Abrams’ one serious flaw: He mumbles. Quite a lot. Chunks of his dialogue are difficult to discern.

 

Reinhart radiates a forlorn, heartbreaking calmness; we desperately want Grace to smile, an act that seems utterly beyond her. She’s crippled not by her physical injury, but by an unfathomable weight of pain; we can almost see it, given the way Reinhart carries herself.

 

When Grace finally displays candor, it emerges in a torrent that leaves Henry breathless.

 

“Being young is so painful,” she observes, “it’s almost too much. The teenage years are limbo: halfway between being a kid, and an adult.
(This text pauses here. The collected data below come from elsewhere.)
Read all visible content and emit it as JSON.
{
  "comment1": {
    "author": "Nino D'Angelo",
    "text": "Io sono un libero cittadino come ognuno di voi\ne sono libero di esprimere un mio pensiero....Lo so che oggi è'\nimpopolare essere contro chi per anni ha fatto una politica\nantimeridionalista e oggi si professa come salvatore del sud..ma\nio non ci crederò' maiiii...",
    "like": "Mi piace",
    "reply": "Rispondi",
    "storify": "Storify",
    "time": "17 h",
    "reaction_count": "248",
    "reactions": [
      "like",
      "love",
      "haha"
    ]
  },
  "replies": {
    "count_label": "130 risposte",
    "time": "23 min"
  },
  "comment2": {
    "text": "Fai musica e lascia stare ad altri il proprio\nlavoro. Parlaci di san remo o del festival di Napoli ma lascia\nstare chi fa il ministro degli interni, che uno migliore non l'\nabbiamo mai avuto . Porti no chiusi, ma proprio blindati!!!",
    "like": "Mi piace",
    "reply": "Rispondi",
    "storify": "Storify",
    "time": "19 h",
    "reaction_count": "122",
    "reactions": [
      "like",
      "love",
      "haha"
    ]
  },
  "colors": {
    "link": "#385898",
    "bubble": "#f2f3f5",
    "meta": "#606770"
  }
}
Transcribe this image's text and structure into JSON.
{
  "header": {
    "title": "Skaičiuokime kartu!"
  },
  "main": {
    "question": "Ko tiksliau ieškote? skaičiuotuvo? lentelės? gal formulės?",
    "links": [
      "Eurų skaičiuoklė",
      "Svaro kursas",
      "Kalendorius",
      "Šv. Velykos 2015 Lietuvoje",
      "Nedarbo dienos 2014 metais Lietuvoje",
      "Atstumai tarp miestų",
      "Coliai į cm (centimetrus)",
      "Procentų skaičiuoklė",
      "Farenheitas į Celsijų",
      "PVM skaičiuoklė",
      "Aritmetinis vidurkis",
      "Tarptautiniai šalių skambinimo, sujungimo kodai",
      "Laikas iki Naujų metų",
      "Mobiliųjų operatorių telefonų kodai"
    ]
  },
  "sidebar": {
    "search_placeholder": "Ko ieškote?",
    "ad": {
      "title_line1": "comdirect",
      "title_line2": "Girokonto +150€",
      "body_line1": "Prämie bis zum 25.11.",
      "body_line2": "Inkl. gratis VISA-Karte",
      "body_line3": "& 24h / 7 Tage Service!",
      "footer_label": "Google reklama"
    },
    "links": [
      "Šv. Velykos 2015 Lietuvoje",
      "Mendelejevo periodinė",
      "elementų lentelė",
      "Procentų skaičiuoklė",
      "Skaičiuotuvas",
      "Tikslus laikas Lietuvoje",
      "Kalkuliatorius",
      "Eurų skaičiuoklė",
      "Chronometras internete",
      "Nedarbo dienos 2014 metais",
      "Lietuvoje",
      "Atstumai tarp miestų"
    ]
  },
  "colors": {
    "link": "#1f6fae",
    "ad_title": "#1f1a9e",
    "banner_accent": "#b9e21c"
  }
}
And adults are just scarred kids who were lucky enough to make it out of limbo alive.”

 

(I do love that last line.)

 

Composer Stephen James Taylor backs this developing dynamic with a blend of high school garage band aesthetic, heard during daytime activities; and expressionistic, melancholy themes that exemplify Grace’s nighttime realm of pain and grief.

 

Henry has two best friends, who also work with him on the school paper. Kara Young is a perky, mischievous force of nature as La, struggling with her sexuality and dying to be noticed by fellow journalist Cora (Coral Peña). Henry and La’s mutual friend Muz (C.J. Hoff) is … a blank page. Tanne doesn’t even try to flesh him out; he’s simply there on occasion.

 

(What’s with the strange names in this story? Suds, Muz and La???)

 

Bruce Altman and Meg Gibson do their best during fleeting scenes as Henry’s parents; they seem progressive and compassionate, but otherwise don’t register more than the furniture in their living room. Robert Clohessy (a longtime fixture on TV’s Blue Bloods) gets even less to do, as the mysterious individual who repeatedly collects Grace’s car.

 

The story’s resolution isn’t much of a surprise, in part because the primary character dynamic and frequent philosophical musings share a more than a little with Disney’s adaptation of Jerry Spinelli’s Stargirl, which debuted a few months back. 

 

That said, I do love Tanne’s final scene, with its demonstration of devoted friendship: its own, equally strong form of love. I suspect, however, that Sutherland’s fans will find this film frustratingly superficial.